Last week was a perfect example of what I am talking about. It started with an evening at the Butcher and the Boar Restaurant in Minneapolis and an event entitled, Pig and a Pint. Approximately 20 food influential “foodie” individuals from the Minneapolis area met with about 12-15 pig farmers from across Minnesota. We all shared one commonality – food. Our guests were foodies–people who work in the food industry, people who talk and write about food and food media personalities.
And our goal? To have a conversation, make connections and learn from each other. Many of our guests have no connection to farms or farmers, just as many of us pig farmers have no connection to foodie urbanites.
Our evening started with mingling and introducing ourselves to each other. A delicious, pork-laden meal followed, which was interspersed with thought provoking conversation. I conversed with two women, who both worked for General Mills, and our conversation was enlightening to me. On the other hand, another two gals who sat near me, were not interested in conversation. I felt bad because I would have loved to hear their perspectives. I tried numerous times to engage with them, but to no avail.
One of the highlights of the evening was meeting Jason DeRusha. Jason is a well-know foodie who works for WCCO radio and TV in Minneapolis. He has a large social media following where he talks about food and restaurants in the twin city area. He also emceed our trivia contest and meat raffle after our evening meal.
So what did I learn?
This is strictly my opinion and my experience.

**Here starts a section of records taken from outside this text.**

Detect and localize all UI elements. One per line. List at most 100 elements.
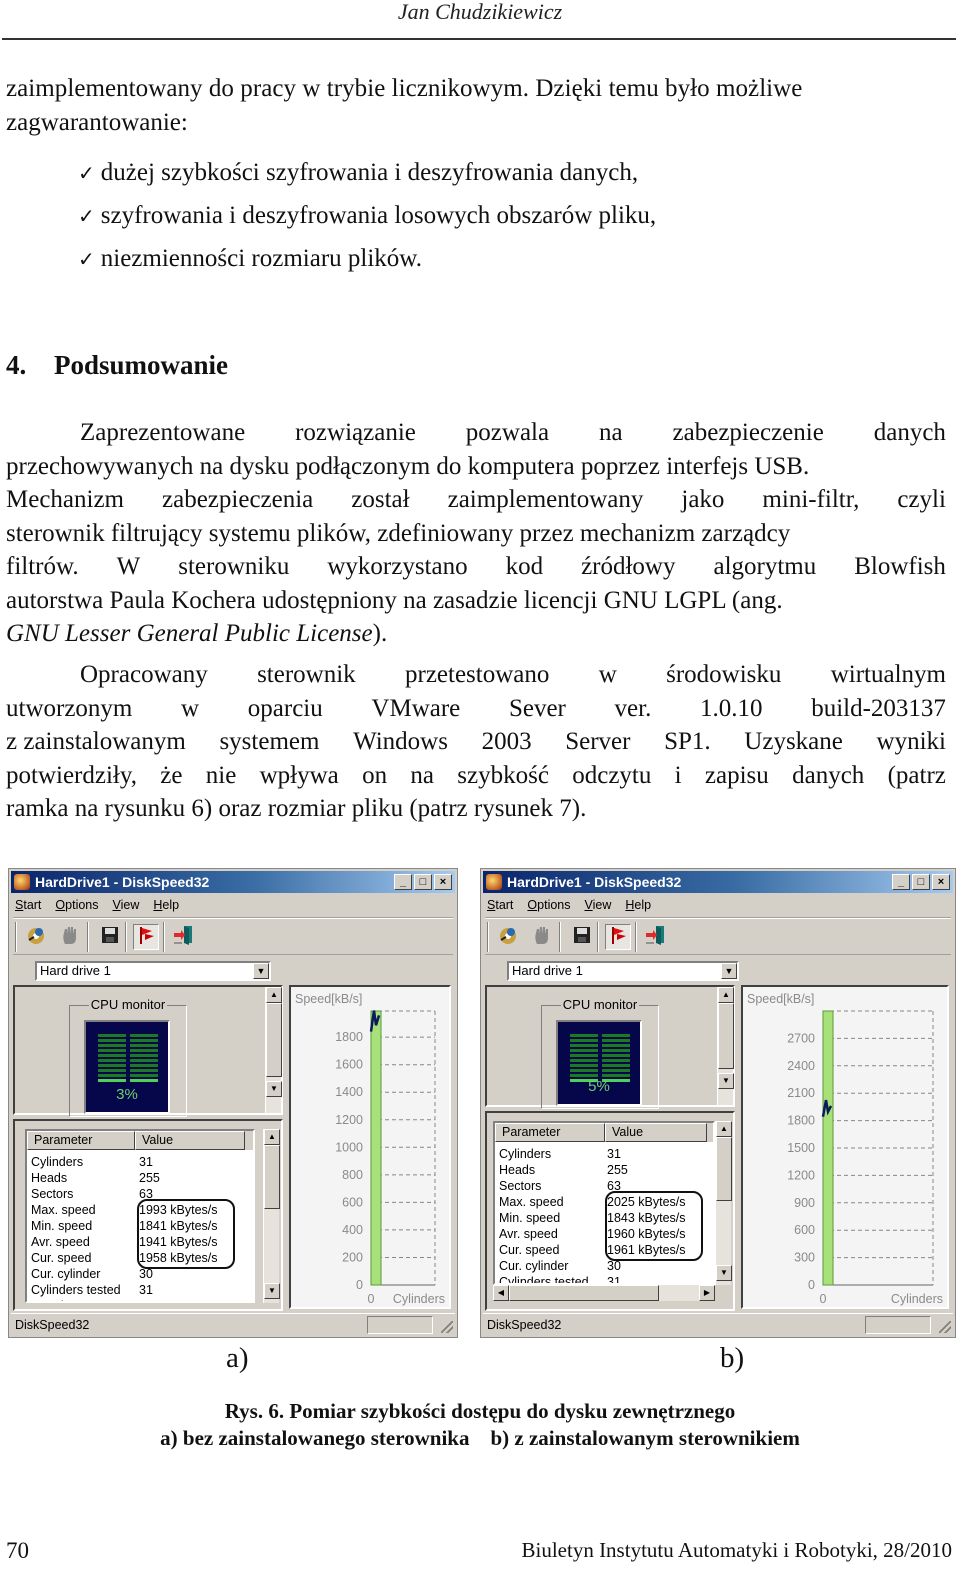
chevron-down-icon[interactable]: ▼ [253,963,269,979]
list-row[interactable]: Test time2:12 [27,1298,253,1301]
parameters-scrollbar[interactable]: ▲ ▼ [263,1129,280,1303]
menu-help[interactable]: Help [625,895,651,915]
scroll-thumb[interactable] [264,1145,280,1209]
list-row[interactable]: Cylinders tested 31 [27,1282,253,1298]
list-row[interactable]: Cylinders tested 31 [495,1274,713,1285]
word: danych [792,761,865,789]
title-bar[interactable]: HardDrive1 - DiskSpeed32 _ □ × [483,871,953,893]
maximize-button[interactable]: □ [414,874,432,890]
scroll-track[interactable] [716,1201,731,1265]
scroll-thumb[interactable] [266,1003,282,1077]
cpu-load-segment [570,1064,598,1067]
disk-scan-button[interactable] [495,924,521,950]
cpu-pane-scrollbar[interactable]: ▲ ▼ [717,987,734,1105]
list-row[interactable]: Cylinders 31 [495,1146,713,1162]
stop-hand-button[interactable] [57,924,83,950]
list-row[interactable]: Cylinders 31 [27,1154,253,1170]
parameters-scrollbar[interactable]: ▲ ▼ [715,1121,732,1285]
drive-select[interactable]: Hard drive 1 ▼ [35,961,271,981]
word: sterownik [257,661,356,688]
parameter-name: Max. speed [31,1203,96,1217]
scroll-up-arrow[interactable]: ▲ [716,1121,732,1137]
scroll-up-arrow[interactable]: ▲ [718,987,734,1003]
menu-start[interactable]: Start [487,895,513,915]
list-row[interactable]: Heads 255 [495,1162,713,1178]
disk-scan-button[interactable] [23,924,49,950]
close-button[interactable]: × [932,874,950,890]
cpu-load-segment [602,1064,630,1067]
parameter-value: 31 [607,1275,621,1285]
minimize-button[interactable]: _ [394,874,412,890]
scroll-up-arrow[interactable]: ▲ [266,987,282,1003]
drive-select[interactable]: Hard drive 1 ▼ [507,961,739,981]
cpu-load-segment [570,1069,598,1072]
word: kod [505,553,544,580]
checkmark-icon: ✓ [78,206,95,228]
window-controls: _ □ × [394,874,452,890]
exit-door-button[interactable] [643,924,669,950]
scroll-down-arrow[interactable]: ▼ [716,1265,732,1281]
word: systemem [219,728,320,755]
column-header-value[interactable]: Value [605,1123,707,1142]
scroll-right-arrow[interactable]: ▶ [699,1285,715,1301]
exit-door-button[interactable] [171,924,197,950]
list-row[interactable]: Heads 255 [27,1170,253,1186]
word: przetestowano [405,661,550,688]
menu-options[interactable]: Options [527,895,570,915]
y-axis-label: Speed[kB/s] [295,992,362,1006]
flag-button[interactable] [133,924,159,950]
scroll-track[interactable] [659,1285,699,1301]
parameters-hscrollbar[interactable]: ◀ ▶ [493,1285,715,1301]
drive-select-value: Hard drive 1 [40,963,111,978]
cpu-load-column [570,1034,598,1082]
cpu-pane-scrollbar[interactable]: ▲ ▼ [265,987,282,1113]
minimize-button[interactable]: _ [892,874,910,890]
title-bar[interactable]: HardDrive1 - DiskSpeed32 _ □ × [11,871,455,893]
scroll-down-arrow[interactable]: ▼ [718,1073,734,1089]
menu-start[interactable]: Start [15,895,41,915]
menu-help[interactable]: Help [153,895,179,915]
cpu-monitor-title: CPU monitor [88,997,168,1012]
word: rozwiązanie [295,419,416,446]
scroll-up-arrow[interactable]: ▲ [264,1129,280,1145]
cpu-load-segment [130,1054,158,1057]
cpu-percent: 3% [116,1086,138,1103]
column-header-value[interactable]: Value [135,1131,245,1150]
cpu-load-segment [130,1069,158,1072]
resize-grip-icon[interactable] [441,1321,453,1333]
menu-accelerator: V [584,898,593,912]
scroll-thumb[interactable] [718,1003,734,1069]
speed-highlight-frame [605,1191,703,1261]
word: mini-filtr, [762,486,860,513]
save-floppy-button[interactable] [97,924,123,950]
word: w [181,694,200,722]
maximize-button[interactable]: □ [912,874,930,890]
scroll-down-arrow[interactable]: ▼ [264,1283,280,1299]
column-header-parameter[interactable]: Parameter [495,1123,605,1142]
column-header-parameter[interactable]: Parameter [27,1131,135,1150]
scroll-track[interactable] [264,1209,279,1283]
menu-view[interactable]: View [585,895,612,915]
word: filtrów. [6,553,79,580]
paragraph-testing: Opracowany sterownik przetestowano w środowi… [6,658,946,826]
checklist-item-text: dużej szybkości szyfrowania i deszyfrowa… [100,159,639,186]
menu-options[interactable]: Options [55,895,98,915]
scroll-down-arrow[interactable]: ▼ [266,1081,282,1097]
scroll-thumb[interactable] [716,1137,732,1201]
flag-button[interactable] [605,924,631,950]
save-floppy-button[interactable] [569,924,595,950]
scroll-left-arrow[interactable]: ◀ [493,1285,509,1301]
menu-view[interactable]: View [113,895,140,915]
text-line: Zaprezentowane rozwiązanie pozwala na zabezp… [6,416,946,450]
stop-hand-button[interactable] [529,924,555,950]
resize-grip-icon[interactable] [939,1321,951,1333]
toolbar-separator [597,922,599,952]
cpu-load-segment [130,1079,158,1082]
chevron-down-icon[interactable]: ▼ [721,963,737,979]
word: 2003 [481,728,532,755]
parameter-name: Cur. cylinder [499,1259,569,1273]
menu-label: elp [634,898,652,912]
figure-caption: Rys. 6. Pomiar szybkości dostępu do dysk… [224,1399,736,1423]
scroll-thumb[interactable] [509,1285,659,1301]
close-button[interactable]: × [434,874,452,890]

I wished we could have had a deeper conversation about how their food is grown. I wished I was asked more questions. Some of the exchanges didn’t feel as authentic or genuine as I had wished for. As the evening proceeded, I decided my primary goal for the evening was going to be a really good listener.
To ask questions and to really listen.
At the end of the evening, my conclusion is we (ag) need to build relationships and connections with the very people we met with – the “big city” foodies. We need to be a resource for questions they may have. And here is why:
Talking with the gal from General Mills about Hormel I soon realized why it’s important to reach out to people outside our farmyards. When she hears the word “Hormel” she thinks “processed meat and spam.” The word “Hormel” and her images of processed meat and spam are not positive images for her. On the other hand, when I think of Hormel, I feel a great sense of pride because we send our market hogs there. I am proud of our pigs and the pork that feeds families. When I am at our local grocery store and I stand at the meat counter and look at the Hormel pork tenderloins packages, I can’t help but think they may have came from our farm. I think about the pork samples we handed out at the Twins Grillfest and how we heard comment after comment after comment on how good they tasted. Personally, spam doesn’t enter my mind when I think of Hormel. Let me be clear about this. I am not finding fault with her perspective. It’s just an example of why farmers need to agvocate. Farmers need to purposely take some time and connect with people outside their farms. Whether it’s talking to people personally or connecting via social media.
I also would like to see Hormel take a step towards connecting their meat counter products with the farms they come from. That connection is missing and consumers want it. They want to know where their food comes from. When I heard her perspective, I chose to listen and not fire back defensively. This is hard but if I hadn’t, I probably would not have heard what she was saying.
So where do we go from here? I will continue to reach out to these individuals. As a follow up, Jason DeRusha (@DeRushaEats) will be hosting a twitter chat where some of the tougher food questions will be asked. I am looking forward to that.
Fast forward to later in the week for a “only once in a lifetime” event. Out of the blue, I was asked if I would be interested in throwing out the opening pitch at the Minnesota Twins vs. New York Yankees baseball game! Oh my! Did not take long for me to respond!
After catching my breath, I said YES!!! Minnesota Pork was handing out grilled pork tenderloin samples during the Twins GrillFest event prior to the baseball game. What a hit! (sorry for the pun) People loved the pork and, of course, we all knew they would.
About a half hour before the start of the game, my daughter and I were escorted to the infield. And I had the thrill of a lifetime – I threw the opening pitch! I was so nervous. I had nightmares that I would either throw the ball backwards, or my pitch would qualify for the “Top 10 Worst Opening Pitches” youtube video or I would trip and fall. Yes, I practiced the day before but I don’t think it really helped. No, the ball didn’t make it to the catcher but I didn’t care!
Watch my Minnesota Twins opening pitch! It wasn’t pretty but it was sure fun!
In return I received a baseball jersey and a baseball.
And I am sorry for everyone who was jealous.
I love to talk about my farm. My goal is to be authentic, genuine and honest about how we farm and why we do what we do. And after last week, I know this is more important than ever.